Die Eidgenössisch-Demokratische Union (EDU) ist eine christlich-fundamentalistische Schweizer Minipartei. Im Parlament stellt sie mit einem Stimmenanteil von rund einem Prozent gerade einmal zwei der 200 Abgeordneten. Im Kanton Basel-Stadt, wo es so viele Konfessionslose wie nirgendwo sonst im Land gibt, spielt die EDU seit Jahrzehnten überhaupt keine Rolle.
Doch ausgerechnet hier müssen sich die Stimmbürgerinnen und -bürger am 24. November mit einer Vorlage befassen, die nur dank der EDU zustande gekommen ist und vermutlich weit über die Landesgrenzen für Aufsehen sorgen wird: Die Polit-Christen haben mit einem Referendum eine Abstimmung über einen Kredit von rund 37 Millionen Franken (rund 35 Millionen Euro) für den im Mai 2025 in Basel stattfindenden Eurovision Song Contest (ESC) erzwungen. Diesen Betrag hatte das Basler Kantonsparlament versprochen, um das Rahmenprogramm des musikalischen Wettstreits zu finanzieren.
Fan-Zonen und Show-Acts
Geplant sind etwa Fan-Zonen und Show-Acts, die nicht direkt am ESC teilnehmen. Der Wettbewerb selbst wird vom Schweizer Radio und Fernsehen (SRG) zusammen mit der European Broadcast Union (EBU) organisiert und finanziert. Der ESC wird auf jeden Fall stattfinden. Geht es nach der EDU, aber in deutlich bescheidenerem Rahmen als bisher geplant. Denn die christlichen Fundamentalisten wollen nicht, dass Basel ein »unchristliches«, ja »satanisches« Spektakel finanziell unterstützt. So behaupten sie, der Wettbewerb sei eine »Gehirnwäsche« durch »Homosexuelle, Nonbinäre und andere«. Außerdem sei der Eurovision Song Contest mittlerweile »hochpolitisch«, wie sich etwa 2023 gezeigt habe, als die Ukraine gewonnen hat.
Nicht zuletzt aber stören sich die EDU-Mitglieder, die schon immer einen entschieden pro-israelischen Standpunkt vertreten haben, allerdings auch dem Missions-Gedanken gegenüber dem Judentum nicht abgeneigt sind, an den Bildern vom diesjährigen ESC-Austragungsort Malmö: Die massiven anti-israelischen Proteste vor und das Verhalten einiger Sängerinnen und Sänger in der Halle gegenüber der israelischen Repräsentantin Eden Golan seien hochgradig antisemitisch gewesen, wirft die EDU der Veranstaltung vor.
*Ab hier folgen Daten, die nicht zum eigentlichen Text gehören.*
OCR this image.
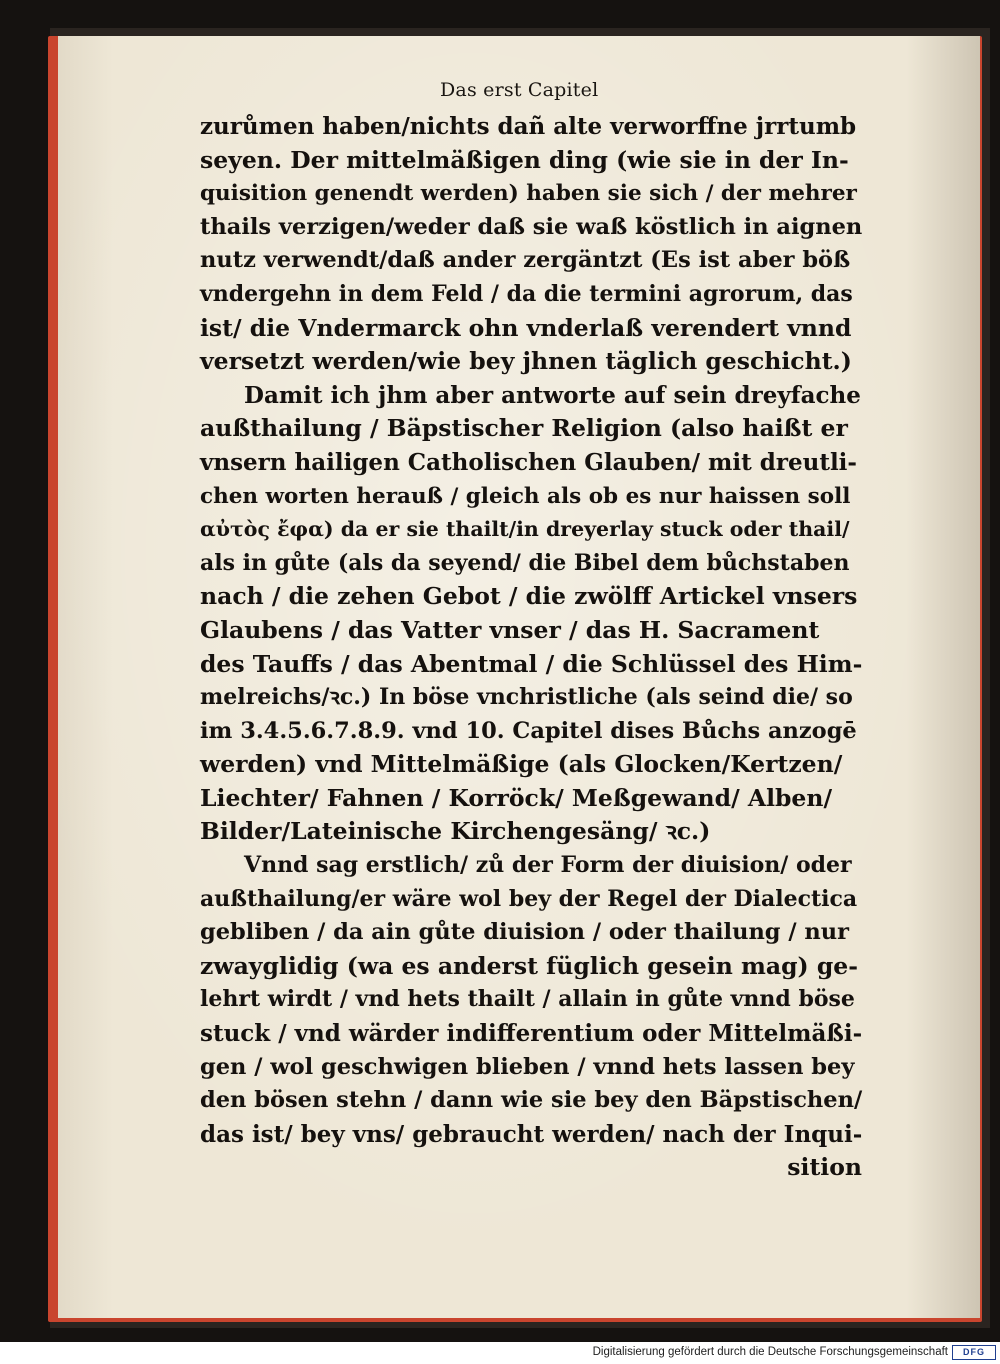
Das erst Capitel
zurůmen haben/nichts dañ alte verworffne jrrtumb
seyen. Der mittelmäßigen ding (wie sie in der In-
quisition genendt werden) haben sie sich / der mehrer
thails verzigen/weder daß sie waß köstlich in aignen
nutz verwendt/daß ander zergäntzt (Es ist aber böß
vndergehn in dem Feld / da die termini agrorum, das
ist/ die Vndermarck ohn vnderlaß verendert vnnd
versetzt werden/wie bey jhnen täglich geschicht.)
Damit ich jhm aber antworte auf sein dreyfache
außthailung / Bäpstischer Religion (also haißt er
vnsern hailigen Catholischen Glauben/ mit dreutli-
chen worten herauß / gleich als ob es nur haissen soll
αὐτὸς ἔφα) da er sie thailt/in dreyerlay stuck oder thail/
als in gůte (als da seyend/ die Bibel dem bůchstaben
nach / die zehen Gebot / die zwölff Artickel vnsers
Glaubens / das Vatter vnser / das H. Sacrament
des Tauffs / das Abentmal / die Schlüssel des Him-
melreichs/ꝛc.) In böse vnchristliche (als seind die/ so
im 3.4.5.6.7.8.9. vnd 10. Capitel dises Bůchs anzogē
werden) vnd Mittelmäßige (als Glocken/Kertzen/
Liechter/ Fahnen / Korröck/ Meßgewand/ Alben/
Bilder/Lateinische Kirchengesäng/ ꝛc.)
Vnnd sag erstlich/ zů der Form der diuision/ oder
außthailung/er wäre wol bey der Regel der Dialectica
gebliben / da ain gůte diuision / oder thailung / nur
zwayglidig (wa es anderst füglich gesein mag) ge-
lehrt wirdt / vnd hets thailt / allain in gůte vnnd böse
stuck / vnd wärder indifferentium oder Mittelmäßi-
gen / wol geschwigen blieben / vnnd hets lassen bey
den bösen stehn / dann wie sie bey den Bäpstischen/
das ist/ bey vns/ gebraucht werden/ nach der Inqui-
sition
Digitalisierung gefördert durch die Deutsche Forschungsgemeinschaft	DFG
Zumindest mit diesem Argument stoßen die Hardcore-Christen beim Hauptveranstalter SRG sogar auf gewisses Verständnis. So sagte ESC-Aufsichtsratschef Bakel Walden als SRG-Vertreter in einem Zeitungsinterview, Malmö sei zwar ein »tolles ESC-Finale« gewesen, doch dürften »gewisse Dinge sich nicht wiederholen«. Und damit auch jeder versteht, was er meinte, fügte Walden noch den Satz hinzu: »Antisemitismus darf in Basel keine Chance haben.«
Safe Spaces hinter der Bühne
Aus diesem Grund soll es beim Finale in der Schweiz hinter der Bühne unter anderem sogenannte Safe Spaces, sichere Räume, geben, in denen die Künstlerinnen und Künstler sich ungestört von jeglichem Publikumskontakt aufhalten können. Filmen soll dort beispielsweise nicht erlaubt sein.
Der EDU aber reichten diese Zusicherungen offenbar nicht – und mit ihrem Referendum, für das sie auch in jüdischen Kreisen Unterstützung suchte, hat sie bereits einen ersten Erfolg erzielt: Statt der gesetzlich vorgeschriebenen 2000 konnte die Partei knapp 4000 Unterschriften einreichen, die für eine Abstimmung nötig sind – und dies trotz der Herbstferien, in denen sehr viele Basler verreist waren.
Über die Erfolgschancen an der Urne sagt diese Zahl allerdings noch nichts aus: Mit ihrem Anliegen steht die Union jedenfalls bei den Parteien völlig allein da – selbst die anti-»woke« und ebenfalls meist israelfreundliche Schweizerische Volkspartei (SVP) hat für den Kredit gestimmt.